With the introduction of prostate-specific antigen (PSA) testing, early detection of the disease has significantly increased; therefore, understanding the best treatment options for men with early-stage cancer is critically important." It is estimated that about 240,890 Americans will be diagnosed with prostate cancer in 2011 and almost 9 out of 10 will have early-stage disease.
All study participants had early, localized, PSA-diagnosed tumors with PSA levels of < 20. Further analysis of study data identified risk subgroups of low risk (Gleason score < 6, PSA level < 10 and clinical stage < T2a) or intermediate risk (Gleason score =7; or Gleason score < 6 with either PSA >10 to < 20 or clinical stage T2b).
Male hormones (androgens), the most common of which is testosterone,
fuel the growth of prostate cancer cells. Therapy that decreases the
body's levels of androgens (in this study, four months of ADT starting
two months prior to radiation therapy) removes the strongest growth
factor for prostate cancer cells. The authors report that adding
short-term ADT to radiation therapy significantly improved the overall
survival rate at 10 years from 57 percent to 62 percent.
Furthermore, the radiation therapy plus short-term ADT arm was associated with 4 percent fewer prostate cancer-related deaths compared with the radiation therapy-alone arm (8 percent vs. 4 percent). A particularly important finding was that the reduction in disease-specific deaths was accounted for mostly by the intermediate-risk study participants in the radiation therapy plus ADT arm (10 percent vs. 3 percent in radiation only arm at 10 years) while no reduction in deaths was seen among low-risk participants at 10 years.

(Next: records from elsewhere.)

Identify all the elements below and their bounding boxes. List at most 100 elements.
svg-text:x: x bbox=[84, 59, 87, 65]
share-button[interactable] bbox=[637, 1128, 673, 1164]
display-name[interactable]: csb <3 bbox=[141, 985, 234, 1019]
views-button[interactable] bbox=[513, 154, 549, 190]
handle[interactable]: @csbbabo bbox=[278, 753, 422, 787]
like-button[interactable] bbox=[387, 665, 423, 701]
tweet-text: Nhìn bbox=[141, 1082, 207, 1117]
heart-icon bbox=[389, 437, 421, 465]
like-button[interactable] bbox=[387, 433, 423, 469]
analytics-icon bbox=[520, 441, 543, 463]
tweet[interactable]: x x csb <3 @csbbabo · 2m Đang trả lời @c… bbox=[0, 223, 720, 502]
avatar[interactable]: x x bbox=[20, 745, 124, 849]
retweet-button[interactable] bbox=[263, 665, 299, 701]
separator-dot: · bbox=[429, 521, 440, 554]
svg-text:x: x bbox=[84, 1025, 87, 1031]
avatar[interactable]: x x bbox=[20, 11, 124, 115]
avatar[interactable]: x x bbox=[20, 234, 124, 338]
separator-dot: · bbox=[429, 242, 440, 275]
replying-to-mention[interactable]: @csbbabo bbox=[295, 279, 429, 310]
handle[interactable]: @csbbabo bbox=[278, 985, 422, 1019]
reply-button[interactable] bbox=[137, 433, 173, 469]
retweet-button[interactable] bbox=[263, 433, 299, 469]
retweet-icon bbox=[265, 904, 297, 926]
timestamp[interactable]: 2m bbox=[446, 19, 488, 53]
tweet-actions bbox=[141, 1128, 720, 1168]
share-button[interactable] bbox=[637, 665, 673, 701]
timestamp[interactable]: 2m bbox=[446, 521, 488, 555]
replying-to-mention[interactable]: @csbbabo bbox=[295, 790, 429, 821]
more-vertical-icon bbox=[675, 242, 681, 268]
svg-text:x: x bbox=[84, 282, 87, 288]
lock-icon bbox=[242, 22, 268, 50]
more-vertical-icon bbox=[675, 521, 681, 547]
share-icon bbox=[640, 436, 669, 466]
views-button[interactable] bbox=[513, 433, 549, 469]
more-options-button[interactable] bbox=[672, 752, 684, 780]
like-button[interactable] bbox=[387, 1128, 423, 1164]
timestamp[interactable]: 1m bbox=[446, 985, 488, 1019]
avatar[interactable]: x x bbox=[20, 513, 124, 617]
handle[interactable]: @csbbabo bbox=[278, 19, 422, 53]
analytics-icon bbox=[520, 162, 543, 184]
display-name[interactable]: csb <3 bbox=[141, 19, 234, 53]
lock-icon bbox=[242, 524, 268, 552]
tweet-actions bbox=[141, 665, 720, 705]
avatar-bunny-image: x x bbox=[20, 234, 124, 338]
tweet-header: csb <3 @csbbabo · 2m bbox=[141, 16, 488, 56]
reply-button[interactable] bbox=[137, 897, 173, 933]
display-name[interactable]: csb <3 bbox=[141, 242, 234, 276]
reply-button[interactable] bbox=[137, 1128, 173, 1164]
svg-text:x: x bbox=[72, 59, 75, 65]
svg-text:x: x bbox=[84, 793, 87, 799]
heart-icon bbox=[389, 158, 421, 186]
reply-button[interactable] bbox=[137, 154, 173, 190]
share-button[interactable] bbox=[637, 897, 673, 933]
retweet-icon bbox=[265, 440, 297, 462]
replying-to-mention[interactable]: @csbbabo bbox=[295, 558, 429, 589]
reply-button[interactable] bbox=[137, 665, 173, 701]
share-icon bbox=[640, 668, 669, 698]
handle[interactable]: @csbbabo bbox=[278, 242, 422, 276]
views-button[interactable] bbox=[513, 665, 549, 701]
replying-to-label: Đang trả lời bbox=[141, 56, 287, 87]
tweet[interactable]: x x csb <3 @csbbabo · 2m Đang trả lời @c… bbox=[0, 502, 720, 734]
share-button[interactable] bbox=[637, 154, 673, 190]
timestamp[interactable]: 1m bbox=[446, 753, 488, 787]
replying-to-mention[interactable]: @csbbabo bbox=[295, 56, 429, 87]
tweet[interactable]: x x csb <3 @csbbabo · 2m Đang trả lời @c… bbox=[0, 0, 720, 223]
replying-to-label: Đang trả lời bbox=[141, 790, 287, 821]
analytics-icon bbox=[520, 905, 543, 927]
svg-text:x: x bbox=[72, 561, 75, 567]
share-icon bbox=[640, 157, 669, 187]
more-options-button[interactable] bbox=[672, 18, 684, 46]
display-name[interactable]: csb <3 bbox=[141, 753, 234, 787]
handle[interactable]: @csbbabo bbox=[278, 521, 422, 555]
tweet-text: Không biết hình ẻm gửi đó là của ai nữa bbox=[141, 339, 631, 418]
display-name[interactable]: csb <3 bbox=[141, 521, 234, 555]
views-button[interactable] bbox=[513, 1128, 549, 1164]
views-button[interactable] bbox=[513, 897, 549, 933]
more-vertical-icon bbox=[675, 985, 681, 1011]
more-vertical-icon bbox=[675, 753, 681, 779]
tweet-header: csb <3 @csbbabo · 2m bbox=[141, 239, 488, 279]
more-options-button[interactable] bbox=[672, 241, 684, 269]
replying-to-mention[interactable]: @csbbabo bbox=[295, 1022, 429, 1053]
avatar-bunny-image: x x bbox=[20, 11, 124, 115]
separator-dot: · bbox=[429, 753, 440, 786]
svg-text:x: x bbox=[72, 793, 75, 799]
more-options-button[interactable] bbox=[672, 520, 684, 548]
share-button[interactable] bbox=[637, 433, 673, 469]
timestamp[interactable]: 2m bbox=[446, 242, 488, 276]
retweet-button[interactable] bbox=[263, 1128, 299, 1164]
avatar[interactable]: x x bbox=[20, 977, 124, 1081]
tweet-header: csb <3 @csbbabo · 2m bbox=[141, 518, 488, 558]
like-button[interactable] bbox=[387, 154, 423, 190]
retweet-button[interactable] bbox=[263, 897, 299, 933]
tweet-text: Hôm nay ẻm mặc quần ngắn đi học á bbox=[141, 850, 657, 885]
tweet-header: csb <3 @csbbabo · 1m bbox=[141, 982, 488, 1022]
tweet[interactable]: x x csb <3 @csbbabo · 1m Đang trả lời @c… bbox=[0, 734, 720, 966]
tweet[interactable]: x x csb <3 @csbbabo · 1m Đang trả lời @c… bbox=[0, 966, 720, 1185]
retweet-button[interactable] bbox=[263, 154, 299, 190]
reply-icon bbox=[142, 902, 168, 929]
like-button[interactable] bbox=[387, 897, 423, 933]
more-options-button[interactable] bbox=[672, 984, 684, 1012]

"These findings have tremendous significance for improving both clinical care and the utilization of health care resources." says trial co-principal investigator and lead author Christopher U. Jones, M.D. (Radiological Associates of Sacramento, Sacramento, Calif.). "We now have strong scientific evidence that adding short-term ADT to radiation therapy benefits intermediate-risk, but not low-risk, patients with early-stage prostate cancer. These benefits were achieved with a mild increase in patient-reported erectile dysfunction at one year but no increase in observed long-term bowel or bladder toxicities."
RTOG Genitourinary Cancer Committee Chair and co-author Howard Sandler, M.D., (Samuel Oschin Cancer Institute, Cedars-Sinai Medical Center, Los Angeles) comments, "In addition to establishing short-term ADT in combination with radiation therapy as the new standard of care for men with intermediate-risk prostate cancer, the results also suggest a biological interaction between the two therapies, given that several randomized trials of surgery and short-term ADT did not show a benefit in outcome."

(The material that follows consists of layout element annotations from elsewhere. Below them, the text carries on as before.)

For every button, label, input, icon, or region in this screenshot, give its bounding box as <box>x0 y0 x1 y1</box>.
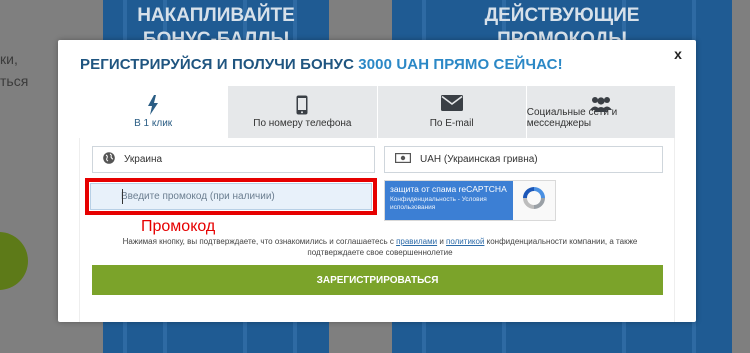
rules-link[interactable]: правилами <box>396 237 437 246</box>
users-icon <box>589 95 613 116</box>
modal-title-accent: 3000 UAH ПРЯМО СЕЙЧАС! <box>358 56 563 73</box>
agreement-text: Нажимая кнопку, вы подтверждаете, что оз… <box>110 236 650 258</box>
background-left-text: ки, ться <box>0 48 28 92</box>
recaptcha-widget[interactable]: защита от спама reCAPTCHA Конфиденциальн… <box>384 180 556 221</box>
country-select[interactable]: Украина <box>92 146 375 173</box>
recaptcha-icon <box>520 184 548 217</box>
promo-code-input[interactable] <box>90 183 372 210</box>
registration-form: Украина UAH (Украинская гривна) защита о… <box>79 138 675 322</box>
recaptcha-logo-panel <box>513 181 555 220</box>
tab-one-click-label: В 1 клик <box>134 118 173 129</box>
modal-title-main: РЕГИСТРИРУЙСЯ И ПОЛУЧИ БОНУС <box>80 56 355 73</box>
phone-icon <box>296 95 308 118</box>
globe-icon <box>103 152 115 167</box>
text-caret <box>122 189 123 204</box>
close-button[interactable]: x <box>670 46 686 62</box>
recaptcha-text-panel: защита от спама reCAPTCHA Конфиденциальн… <box>385 181 513 220</box>
lightning-icon <box>148 95 159 118</box>
country-value: Украина <box>124 154 163 165</box>
background-green-circle <box>0 232 28 290</box>
privacy-policy-link[interactable]: политикой <box>446 237 484 246</box>
promo-annotation-label: Промокод <box>141 218 216 235</box>
register-button[interactable]: ЗАРЕГИСТРИРОВАТЬСЯ <box>92 265 663 295</box>
registration-tabs: В 1 клик По номеру телефона По E-mail Со… <box>79 86 675 138</box>
tab-one-click[interactable]: В 1 клик <box>79 86 228 138</box>
modal-title: РЕГИСТРИРУЙСЯ И ПОЛУЧИ БОНУС 3000 UAH ПР… <box>80 56 563 73</box>
tab-phone-label: По номеру телефона <box>253 118 352 129</box>
banner-promocodes-line-1: ДЕЙСТВУЮЩИЕ <box>484 5 640 26</box>
agreement-text-part-2: и <box>437 237 447 246</box>
tab-email-label: По E-mail <box>429 118 474 129</box>
registration-modal: РЕГИСТРИРУЙСЯ И ПОЛУЧИ БОНУС 3000 UAH ПР… <box>58 40 696 322</box>
agreement-text-part-1: Нажимая кнопку, вы подтверждаете, что оз… <box>122 237 397 246</box>
currency-value: UAH (Украинская гривна) <box>420 154 538 165</box>
banknote-icon <box>395 153 412 166</box>
envelope-icon <box>440 95 463 114</box>
tab-phone[interactable]: По номеру телефона <box>227 86 377 138</box>
currency-select[interactable]: UAH (Украинская гривна) <box>384 146 663 173</box>
tab-email[interactable]: По E-mail <box>376 86 526 138</box>
banner-bonus-line-1: НАКАПЛИВАЙТЕ <box>137 5 295 26</box>
tab-social[interactable]: Социальные сети и мессенджеры <box>525 86 675 138</box>
background-left-line-2: ться <box>0 73 29 89</box>
recaptcha-title: защита от спама reCAPTCHA <box>390 184 507 194</box>
background-left-line-1: ки, <box>0 51 18 67</box>
recaptcha-privacy-terms[interactable]: Конфиденциальность - Условия использован… <box>390 196 508 212</box>
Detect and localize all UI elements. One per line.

The authors note that the higher radiation dose and new treatment technology being employed today with demonstrated higher treatment efficacy could potentially provide the same or greater benefit as the addition of short-term ADT. "RTOG launched a trial in 2009 (see RTOG 0815) to examine the role of short-term ADT combined with modern radiotherapy techniques for men with intermediate-risk prostate cancer," says Walter J. Curran, Jr., M.D. (Winship Cancer Institute of Emory University, Atlanta), RTOG Group Chair. "The results of the RTOG 0815 trial will build on the important knowledge gained from this landmark study findings."
This study was supported by grants from the National Cancer Institute.